Sunday, October 11, 2009

Driving Miss Daisy


The article below appeared on a Nashville TV station’s website on October 7. Please read it and keep up with how many times you flinch.

NASHVILLE, Tenn. -- For a second time in a few months, a 9-year-old girl took a relative's car on a joyride from police. Police said the girl took her mother's keys early Wednesday morning and drove off with her 1-year-old sister, who was unrestrained in the front seat.

The mother woke up when she heard the girl leave the apartment where they were staying, according to police. The mother's boyfriend then saw the car leaving the parking lot of the complex.

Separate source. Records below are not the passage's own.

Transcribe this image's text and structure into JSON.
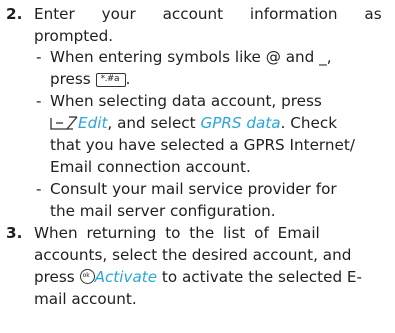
{
  "step2": {
    "number": "2.",
    "line1": "Enter your account information as",
    "line2": "prompted.",
    "bullets": [
      {
        "a": "When entering symbols like @ and _,",
        "b_pre": "press",
        "b_post": ".",
        "key_label": "*.#a"
      },
      {
        "a": "When selecting data account, press",
        "b_edit": "Edit",
        "b_mid": ", and select",
        "b_gprs": "GPRS data",
        "b_end": ". Check",
        "c": "that you have selected a GPRS Internet/",
        "d": "Email connection account."
      },
      {
        "a": "Consult your mail service provider for",
        "b": "the mail server configuration."
      }
    ]
  },
  "step3": {
    "number": "3.",
    "line1": "When returning to the list of Email",
    "line2": "accounts, select the desired account, and",
    "line3_pre": "press",
    "line3_activate": "Activate",
    "line3_post": "to activate the selected E-",
    "line4": "mail account.",
    "ok_label": "ok"
  },
  "icons": {
    "star_key": "star-hash-key-icon",
    "softkey": "left-softkey-icon",
    "ok_key": "ok-key-icon"
  },
  "colors": {
    "text": "#1f1f1f",
    "accent": "#2aa6d8"
  }
}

When the girl took her grandmother's keys on Aug. 21, she took police on a high-speed chase down Interstate 24 into Rutherford County. This time she never got above 10 miles an hour. Police also took care not to scare her, keeping their blue lights turned off.


Neither the 9-year-old girl nor her sister were hurt in Wednesday's incident.

Now, trying not to be judgmental, let’s analyze this story and see if we can determine what went wrong.

  • The first thing I notice is that the perpetrator was a 9 year-old. When you were 9 years old did it ever cross your mind to steal a car…….twice? Doesn’t it say something about what’s been going on in the previous 8 years of this child’s life?
  • If this is the second time this has happened in about a six week period, I’d say we may have a discipline problem. By that I mean that the discipline the first time wasn’t severe enough. There is only one guideline for discipline….it has to be distasteful enough that the recipient doesn’t want to experience it a second time. Obviously that wasn’t the case here.
  • The sister was unrestrained in the front seat. Just my opinion, but if you have a 9 year-old stealing a car, the seat belt situation of the passenger is probably not high on the priority list of the driver. I wonder if that infernal chime was dinging the whole time?
  • “The mother woke up when she heard the girl leave the apartment where they were staying……” - Not where they were living, where they were staying. There’s a difference.
  • “The mother’s boyfriend…..” – OK, here’s where I ask for some latitude on being judgmental. This “mother’s boyfriend” brings on a whole different set of issues. This is not an area where I have any experience, thank goodness, but I don’t know of any scenario where a divorced or single mother and her children living with a boyfriend is a good situation for the kids. Not a one. The fact that she’s living there in the first place is a bad example. I could go on here, but I won’t.

Now, before you say anything, I realize that I’m being overly analytical. I’m dissecting things that don’t need to be dissected. Problem is, things like this are reported and people shake their heads and chuckle like they don’t know how anything like that could happen.

Well, here’s how it happens (latitude on the judgmental part again, please) - divorce, no discipline, live-in boyfriend. What could possibly go wrong there? Then consider this - what happens when the kid is 14? 18? 25? And of course there’s the question of what we should do about it. For me, I think the kids should be taken away from her, at least for a while. Can’t imagine a situation much worse than the one they’re in.

I’m sure some of my more liberal friends would disagree, tell me how narrow-minded and intolerant I am. Well, they’re right, I am. Come to think of it, I don't even have any liberal friends. Surprised?